I walk by the dirty brick apartment building—the site of my infection, seven years ago this month—and a blunt emotion, like a gunshot muffled by a silencer, shatters my carefully constructed calm, cool and collected exterior. I feel a deep-down anger and hatred for the man who lives there. I think to myself, “How many others has he infected?” It is difficult having these thoughts and emotions, let alone admitting to them. People with HIV are not supposed to feel this way. I’m reminded that my infector was a virus, not a person; that protecting myself was my responsibility, not my partner’s. But in blaming myself, I’ve completely absolved the guy—whose name I can’t remember, even though we dated for a few weeks—and that’s a little too easy. People with HIV do have prevention responsibilities, and if I accept that responsibility now, why didn’t he?
At the time, my close friend John Cook was dying of AIDS. When I tested positive, I decided that I could never tell him. I didn’t want to insult him with the fact that his suffering hadn’t taught me anything. All of the death, all of the pain around me—none of it had mattered enough to keep me negative.
I spend a lot of time trying to figure out why I got infected, and the gay community has spent almost two decades addressing the same question, identifying risk factors and building prevention programs. Gay men have been praised for instituting safe sex early in the epidemic; dramatic behavioral changes brought infection rates down. But the success has had no staying power. New infection rates among gay men are rising steeply, tripling in San Francisco over the last three years, to almost 4 percent in 1999. And nearly half of the gay men in that city likely had unprotected anal intercourse last year.
The conscious explanation for my infection is simple enough: I had been drinking, I had sex with a stranger, my judgment was impaired, we didn’t use a condom. The unconscious causes, of course, are more complex. There was a part of me then—I was 22—that equated being gay with having AIDS, and I wanted to be like other gay men. Old feelings of shame and self-hatred emanating from being gay made me prone to self-destructive behavior. If there was an unconscious upside to getting infected, it was that I could finally stop worrying about what seemed an inevitability. Better yet, I could go out and be as promiscuous as I wanted to be, anxiety-free at least about myself. The worst had already happened.
I wonder what John’s response would have been, had I told him that I tested positive. Anger or understanding? Condemnation or forgiveness? For me, witnessing friends seroconvert—even being the confidante of others still negative but having unsafe sex—is an emotional minefield. On one hand, I want to tell them how stupid they are and how miserable HIV has made me. On the other, I want to reassure them that if they do test positive, they still have a whole wonderful life ahead, that treatments are effective, and that living with HIV can be “the best thing that ever happened.” Both of these responses are sincere, of course, and suggest the many conflicts and contradictions that come up when we HIVers think about our role in prevention. After all, we are in the unique position of knowing what it is like to be both negative and positive. And we each have firsthand experience with HIV transmission—and why prevention is so important.

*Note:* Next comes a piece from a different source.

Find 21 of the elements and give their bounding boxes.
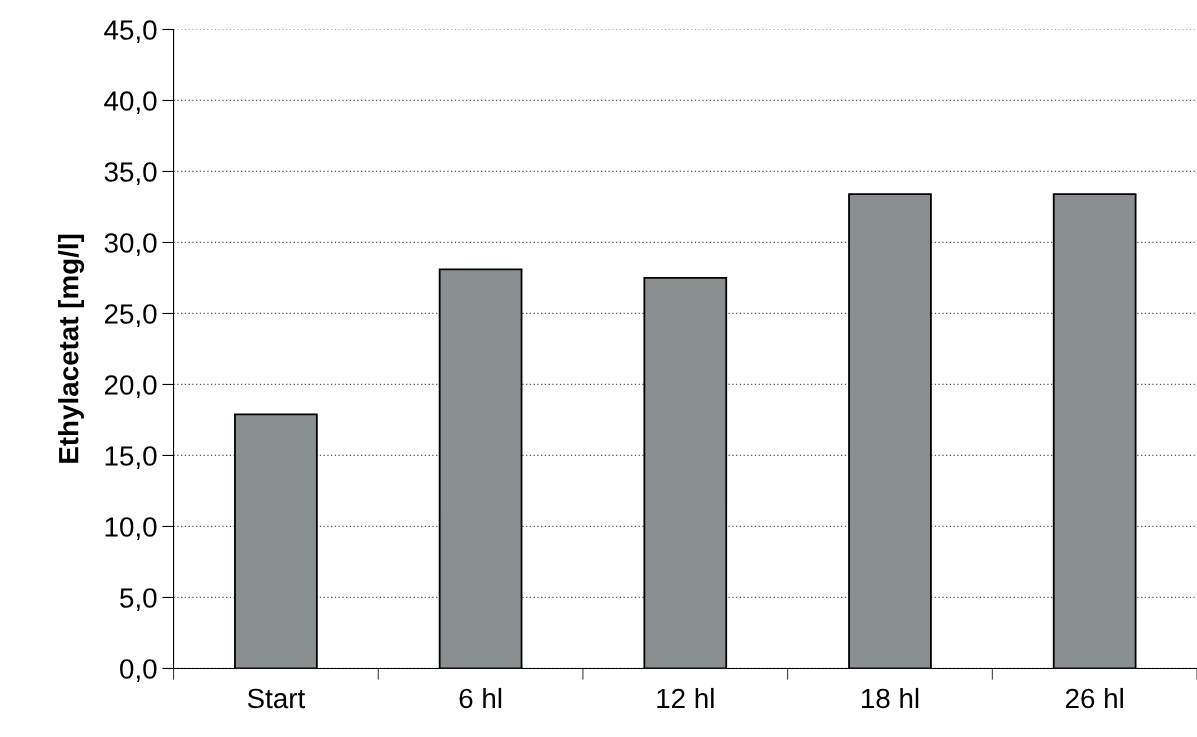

The reasons that we put ourselves at risk—the carelessness, loneliness, compulsion and self-hatred that led to our infection—do not lose their destructive potential once we seroconvert. As the new infection rates show, they continue to play out in some sort of hideous, inescapable cycle. In our frenzy to survive as PWAs, to feel good, to take a break from AIDS, we often deny both our illness and our very infectiousness, disassociating ourselves from both reality and responsibility during sex. In these moments, easily rationalized, it doesn’t make sense that the partner whose health is not at stake must exercise the most restraint. True, the HIV negative person is supposed to “act as if every sex partner has HIV,” but this deeply held community assumption has had an unintended consequence: We each blame ourselves for getting infected, not our infectors. This self-blame, in turn, allows us to let ourselves off the hook for putting others at risk.

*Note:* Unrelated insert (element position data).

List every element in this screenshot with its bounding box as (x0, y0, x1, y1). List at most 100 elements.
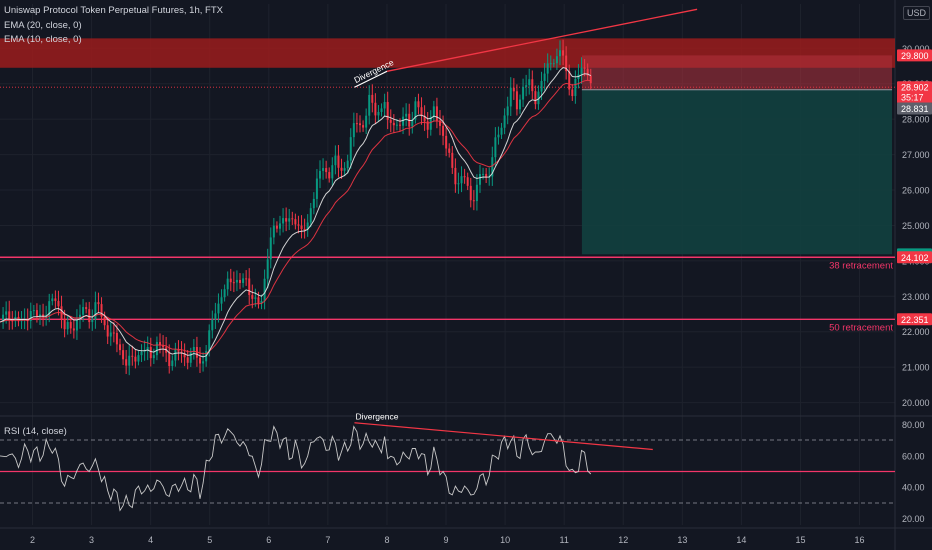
axes: 20.00021.00022.00023.00024.00025.00026.0… (30, 44, 932, 545)
candle-body (478, 173, 481, 185)
candle-body (318, 170, 321, 179)
candle-body (63, 318, 66, 330)
candle-body (208, 330, 211, 352)
candle-body (331, 165, 334, 179)
price-tick-label: 28.000 (902, 115, 930, 125)
candle-body (583, 67, 586, 69)
candle-body (232, 282, 235, 284)
legend-ema20[interactable]: EMA (20, close, 0) (4, 20, 82, 31)
candle-body (546, 63, 549, 74)
candle-body (88, 309, 91, 323)
candle-body (405, 113, 408, 117)
candle-body (358, 123, 361, 126)
candle-body (580, 67, 583, 75)
price-label-tag (897, 313, 932, 326)
candle-body (432, 106, 435, 117)
candle-body (509, 87, 512, 107)
candle-body (171, 360, 174, 367)
candle-body (235, 279, 238, 283)
candle-body (189, 352, 192, 363)
candle-body (518, 99, 521, 110)
candle-body (402, 116, 405, 126)
candle-body (325, 168, 328, 173)
price-tick-label: 27.000 (902, 150, 930, 160)
chart-title: Uniswap Protocol Token Perpetual Futures… (4, 5, 223, 16)
candle-body (109, 332, 112, 337)
price-tick-label: 22.000 (902, 327, 930, 337)
candle-body (565, 55, 568, 72)
candle-body (457, 183, 460, 185)
candle-body (106, 325, 109, 337)
candle-body (525, 85, 528, 87)
candle-body (140, 351, 143, 356)
candle-body (211, 319, 214, 331)
time-tick-label: 4 (148, 535, 153, 545)
currency-badge[interactable]: USD (903, 6, 931, 20)
candle-body (54, 298, 57, 301)
rsi-tick-label: 40.00 (902, 483, 925, 493)
candle-body (82, 307, 85, 315)
price-label-tag (897, 91, 932, 104)
candle-body (306, 222, 309, 230)
candle-body (506, 106, 509, 116)
candle-body (263, 278, 266, 302)
time-tick-label: 11 (560, 535, 569, 545)
price-tick-label: 21.000 (902, 363, 930, 373)
candle-body (463, 176, 466, 178)
candle-body (485, 173, 488, 178)
candle-body (512, 87, 515, 92)
time-tick-label: 16 (855, 535, 865, 545)
candle-body (377, 111, 380, 116)
time-tick-label: 10 (500, 535, 510, 545)
legend-ema10[interactable]: EMA (10, close, 0) (4, 34, 82, 45)
candle-body (112, 332, 115, 334)
candle-body (322, 168, 325, 171)
candle-body (475, 184, 478, 202)
time-tick-label: 14 (736, 535, 746, 545)
candle-body (146, 347, 149, 351)
candle-body (217, 303, 220, 314)
candle-body (337, 155, 340, 168)
candle-body (51, 298, 54, 302)
price-label-tag (897, 102, 932, 115)
candle-body (540, 80, 543, 92)
candle-body (32, 310, 35, 312)
candle-body (346, 160, 349, 169)
candle-body (469, 185, 472, 201)
candle-body (355, 123, 358, 125)
candle-body (494, 137, 497, 158)
candle-body (386, 102, 389, 120)
candle-body (202, 361, 205, 364)
candle-body (57, 300, 60, 307)
price-label-text: 35:17 (901, 93, 924, 103)
candle-body (549, 63, 552, 65)
candle-body (515, 91, 518, 110)
candle-body (398, 124, 401, 126)
candle-body (442, 125, 445, 136)
candle-body (562, 50, 565, 56)
candle-body (220, 297, 223, 304)
candle-body (214, 313, 217, 320)
price-tick-label: 26.000 (902, 186, 930, 196)
candle-body (260, 301, 263, 304)
candle-body (118, 344, 121, 351)
retracement-label: 38 retracement (829, 260, 893, 271)
candle-body (334, 155, 337, 166)
candle-body (251, 295, 254, 299)
rsi-pane: RSI (14, close) Divergence (0, 412, 895, 512)
time-tick-label: 15 (795, 535, 805, 545)
candle-body (380, 108, 383, 112)
candle-body (38, 314, 41, 317)
price-label-tag (897, 81, 932, 94)
candle-body (288, 218, 291, 222)
candle-body (371, 94, 374, 103)
candle-body (543, 73, 546, 81)
candle-body (72, 328, 75, 331)
time-tick-label: 3 (89, 535, 94, 545)
candle-body (238, 279, 241, 283)
candle-body (48, 301, 51, 316)
candle-body (103, 316, 106, 326)
candle-body (285, 218, 288, 222)
candle-body (158, 342, 161, 346)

I have not wanted to believe the statistics coming out of San Francisco any more than I have wanted to wonder if I’ve ever infected anyone. But now I find myself needing to ask that question. I need to acknowledge the anger and hatred I feel for the man who infected me, because otherwise it is likely to only fuel unsafe sex: No one protected me, so why should I protect you? And I need to situate my own responsibility within this new world of tripling infection rates. I don’t seem to be able, either with words or by example, to stop people I care about from putting themselves at risk—a conclusion that John Cook might agree with had he lived to read this publisher’s letter.